Soda will take loose muck off, but I do not think it will remove the tarnish (oxidation) from the track.

Interesting your track shows a coppery colour.. Infers the acid has attacked the other constituents slightly??
 
Coke has phosphoric acid in it, full strength it will clean tarnish, but it's a weak solution, water it down and probably the action will be too slow. You don't have vinegar in the house? It's cheaper than soda too!

Has anyone determined what the manufacturer of the points are yet?

Greg
 
Greg, my points are LGB type.

There has been a slight improvement in that the points will switch with a little encouragement.

Using white vinegar to clean the rails joiners is proving successful if a little aromatic!

I'll keep persevering.

Sarah
 
Ah - yes, the pong is not the most pleasant - I'm usually using it outdoors or in the shed, where you can escape from it when it becomes tiresome.

Are you able to post photos yet?
 
Sarah, the reason I asked is that in post #7 you mentioned that the ends of the rails had been drilled and tapped. If it's only one end of the switch(points) then they could have been modified to mate with Aristo or USAT track. If it's all three "ends" of the switch(points) then it is not LGB most likely.

Greg
 
here you got a pic from a LGB manual switch

handweiche-antrieb.JPG
 
Thanks for the photographs, they show clearly what I required.

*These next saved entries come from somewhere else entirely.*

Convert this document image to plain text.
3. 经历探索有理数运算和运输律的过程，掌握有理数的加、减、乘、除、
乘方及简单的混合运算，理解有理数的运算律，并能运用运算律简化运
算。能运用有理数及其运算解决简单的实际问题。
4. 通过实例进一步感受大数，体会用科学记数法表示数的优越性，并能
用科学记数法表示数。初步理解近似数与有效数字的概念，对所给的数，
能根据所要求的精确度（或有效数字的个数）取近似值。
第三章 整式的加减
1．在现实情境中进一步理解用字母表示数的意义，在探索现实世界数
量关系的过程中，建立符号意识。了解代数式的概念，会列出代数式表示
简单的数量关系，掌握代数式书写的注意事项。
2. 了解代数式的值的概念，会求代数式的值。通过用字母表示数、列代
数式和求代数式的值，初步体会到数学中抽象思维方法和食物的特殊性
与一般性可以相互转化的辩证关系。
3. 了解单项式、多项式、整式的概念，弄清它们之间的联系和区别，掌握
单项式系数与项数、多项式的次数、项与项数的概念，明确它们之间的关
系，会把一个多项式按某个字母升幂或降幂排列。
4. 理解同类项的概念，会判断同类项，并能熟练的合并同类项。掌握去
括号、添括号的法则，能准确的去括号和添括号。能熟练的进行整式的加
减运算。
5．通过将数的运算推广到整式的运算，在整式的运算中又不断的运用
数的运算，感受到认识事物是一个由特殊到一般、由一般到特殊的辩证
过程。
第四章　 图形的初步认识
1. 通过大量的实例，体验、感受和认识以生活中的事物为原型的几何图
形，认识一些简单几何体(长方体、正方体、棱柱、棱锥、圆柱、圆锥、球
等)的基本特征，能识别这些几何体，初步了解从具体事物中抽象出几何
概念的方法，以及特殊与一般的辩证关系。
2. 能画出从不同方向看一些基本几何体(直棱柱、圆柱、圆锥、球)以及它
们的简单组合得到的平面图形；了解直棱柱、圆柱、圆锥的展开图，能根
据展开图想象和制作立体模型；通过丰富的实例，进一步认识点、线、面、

I just wanted to see how the spring was positioned in the switch mechanism.

Sarah
 
The unknown rail clamp shown in the second photo posted by dunnyrail looks to be a Split Jaw product. They make a variety of rail clamps including those that transition code 332 rail to code 250 rail. I've been using their "over-the-joiner" (fishplate) clamps on LGB track for a while and they work well.